The models have been trained on the 2015 Multimodal Brain Tumor
Segmentation Challenge (BRATS2015) dataset, which includes the MRIs of
274 patients affected by Glioma. For each patient, BRATS2015 provides
four different MRI modalities - T1, T1 with contrast, T2, and T2flair -
and the segmented volume of the tumor. The dataset was split into three
sets for (i) training (80% of the samples), (ii) validation (10% of the
samples), and (iii) testing (10% of the samples). We designed a set of
quantitative metrics to assess the quality of the generated images with
respect to the original ones. In addition, we also compared the
performance of segmentation models when generated MRIs are provided as
input instead of the real ones.
Results
Our results show that the virtual generated images are rather
accurate and realistic (see some examples in Figure 1).

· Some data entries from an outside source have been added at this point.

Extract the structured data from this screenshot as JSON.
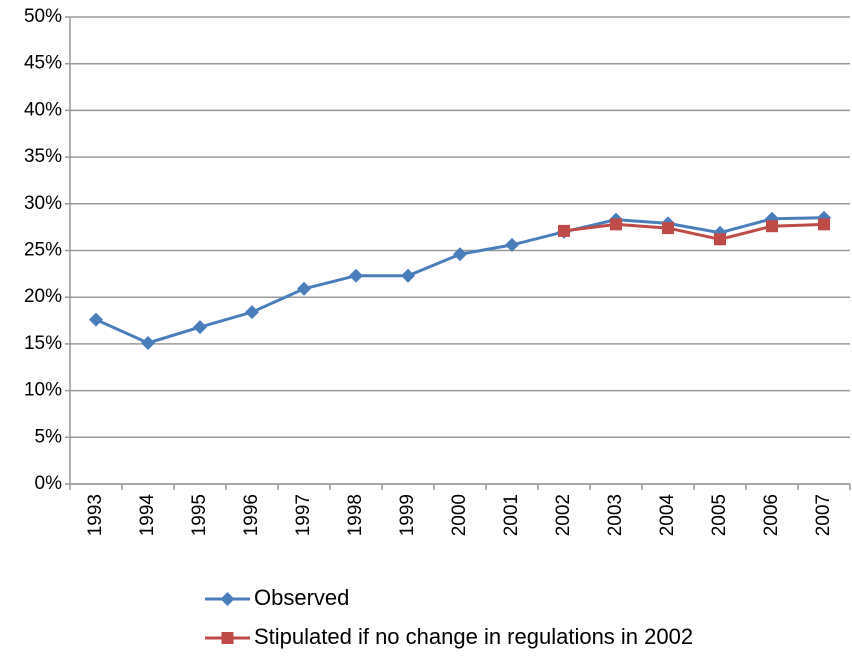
{
  "chart_data": {
    "type": "line",
    "categories": [
      "1993",
      "1994",
      "1995",
      "1996",
      "1997",
      "1998",
      "1999",
      "2000",
      "2001",
      "2002",
      "2003",
      "2004",
      "2005",
      "2006",
      "2007"
    ],
    "series": [
      {
        "name": "Observed",
        "color": "#4a7ebb",
        "marker": "diamond",
        "values": [
          17.6,
          15.1,
          16.8,
          18.4,
          20.9,
          22.3,
          22.3,
          24.6,
          25.6,
          27.0,
          28.3,
          27.9,
          26.9,
          28.4,
          28.5
        ]
      },
      {
        "name": "Stipulated if no change in regulations in 2002",
        "color": "#be4b48",
        "marker": "square",
        "values": [
          null,
          null,
          null,
          null,
          null,
          null,
          null,
          null,
          null,
          27.1,
          27.8,
          27.4,
          26.2,
          27.6,
          27.8
        ]
      }
    ],
    "ylim": [
      0,
      50
    ],
    "yticks": [
      {
        "value": 0,
        "label": "0%"
      },
      {
        "value": 5,
        "label": "5%"
      },
      {
        "value": 10,
        "label": "10%"
      },
      {
        "value": 15,
        "label": "15%"
      },
      {
        "value": 20,
        "label": "20%"
      },
      {
        "value": 25,
        "label": "25%"
      },
      {
        "value": 30,
        "label": "30%"
      },
      {
        "value": 35,
        "label": "35%"
      },
      {
        "value": 40,
        "label": "40%"
      },
      {
        "value": 45,
        "label": "45%"
      },
      {
        "value": 50,
        "label": "50%"
      }
    ],
    "grid": true,
    "legend": "bottom"
  }
}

Our findings
(Table 1) suggest that multi-input models (MI-P2P and MI-GAN) perform
generally better than single-input ones (P2P) and MI-P2P generally
achieves the best performances overall. In addition, for all the models
trained, the generated images are much more similar to the real ones
with respect to the source images (reported as a baseline in Table 1).
Finally, our results also showed that generated images can be used to
solve segmentation tasks with an accuracy loss that is between 6% and 14% with respect to using the real images.
Conclusion
Both qualitative and quantitative results are encouraging and suggest
that GANs are a viable approach to deal with missing modalities when
applying multi-modal segmentation models.